The column of the National army occupied Fairfax Court House, Va., at eleven o'clock to-day, meeting with no opposition from the Confederates either on the march or in taking possession of the place. Trees had been felled across the road and preparations made at one point for a battery, but there were no guns or troops on the route. The Confederates were drawn up beyond the town and a battle was expected, but as the National forces pressed on they retreated. The cavalry followed them some miles toward Centreville, but the heat of the weather and the previous long march prevented the infantry following. The abandonment of the village by the Confederates was so sudden that they left behind them some portions of their provisions, intrenching tools, and camp furniture. The army advances in three columns, one on the Fairfax road, and the others to the north and south of the road. The advance will be continued to Centreville, eight miles beyond Fairfax, where the Confederates will probably make a stand if they design attempting to hold Manassas Junction. The only casualties reported by Gen McDowell are an officer and three men slightly wounded.--(Doc. 98.)
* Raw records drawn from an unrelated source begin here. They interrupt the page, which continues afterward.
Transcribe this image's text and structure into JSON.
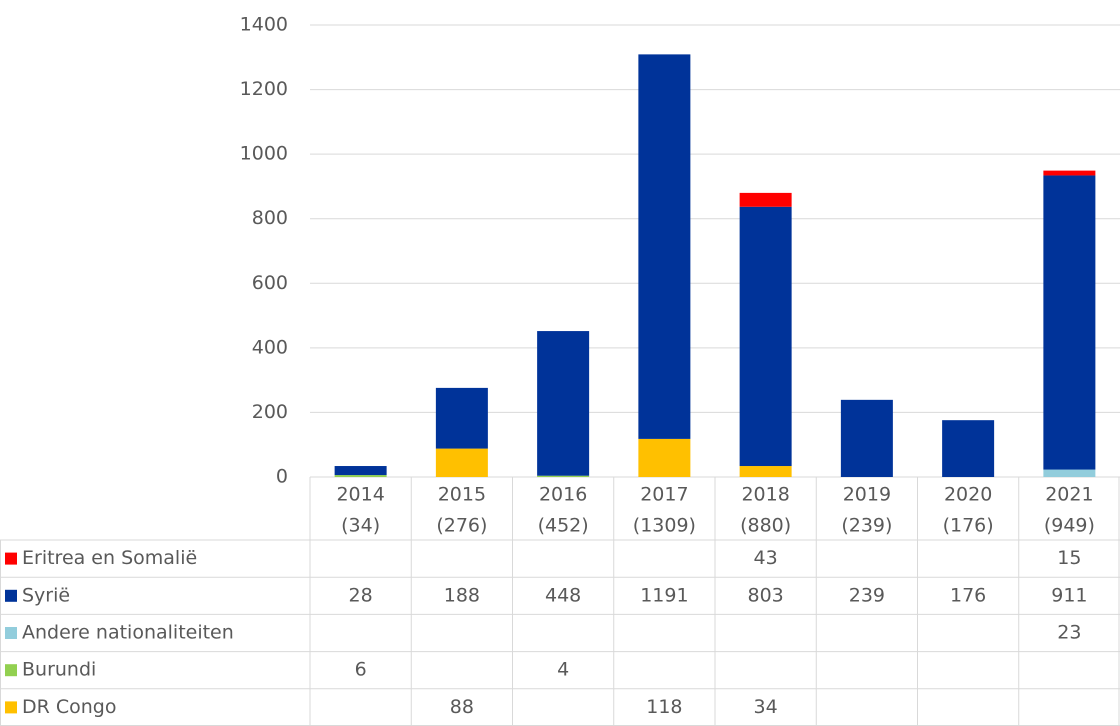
{
  "chart_data": {
    "type": "bar",
    "stacked": true,
    "categories": [
      [
        "2014",
        "(34)"
      ],
      [
        "2015",
        "(276)"
      ],
      [
        "2016",
        "(452)"
      ],
      [
        "2017",
        "(1309)"
      ],
      [
        "2018",
        "(880)"
      ],
      [
        "2019",
        "(239)"
      ],
      [
        "2020",
        "(176)"
      ],
      [
        "2021",
        "(949)"
      ]
    ],
    "series": [
      {
        "name": "Eritrea en Somalië",
        "color": "#ff0000",
        "values": [
          null,
          null,
          null,
          null,
          43,
          null,
          null,
          15
        ]
      },
      {
        "name": "Syrië",
        "color": "#003399",
        "values": [
          28,
          188,
          448,
          1191,
          803,
          239,
          176,
          911
        ]
      },
      {
        "name": "Andere nationaliteiten",
        "color": "#92cddc",
        "values": [
          null,
          null,
          null,
          null,
          null,
          null,
          null,
          23
        ]
      },
      {
        "name": "Burundi",
        "color": "#92d050",
        "values": [
          6,
          null,
          4,
          null,
          null,
          null,
          null,
          null
        ]
      },
      {
        "name": "DR Congo",
        "color": "#ffc000",
        "values": [
          null,
          88,
          null,
          118,
          34,
          null,
          null,
          null
        ]
      }
    ],
    "ylim": [
      0,
      1400
    ],
    "yticks": [
      0,
      200,
      400,
      600,
      800,
      1000,
      1200,
      1400
    ],
    "grid": true
  }
}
The Sixth Regiment of Maine volunteers, commanded by Colonel Abner Knowles, left Portland for the seat of war. The regiment, which has been recruited mainly from the counties of Washington and Penobscot, consists mostly of stout, hardy lumbermen, already inured to hard work and apparently ready for more. Many of the privates measure six feet four. They are uniformed in a similar manner to the other Maine regiments. Each man has an extra fatigue uniform, consisting of gray  pants and shirt, presented to them by various sewing societies. Surgeon-General Garcelon, of Maine, accompanies the regiment to Washington.--Boston Post, July 18.
The following order relative to contraband negroes was issued from the Army Headquarters in Washington:
General Patterson's entire command moved from Bunker Hill, Va., at an early hour this morning, but instead of moving directly towards Winchester it took the road for Charlestown, distant from Bunker Hill about eight miles, and laying at right angles with the Winchester road. The reason of this unexpected move is as follows: Winchester is defended on the north side by a strong breastwork, in the form of the letter V, having the town behind the angle. It cannot be attacked from that side without exposing the soldiers to a heavy and most destructive cross-fire. The side west of the town is defended by a palisade; but the east side is only covered by a veil. On the east side there is also an eminence which commands the town. This eminence has been left unoccupied.--Baltimore American, July 18.
The Twelfth Ohio Regiment, two companies of the Twenty-first Ohio and a battery of light artillery, attacked the rebels at a place called Scarytown, on the Kanawha River, Va., and were repulsed with a loss of thirty killed and wounded.--(Doc. 99.)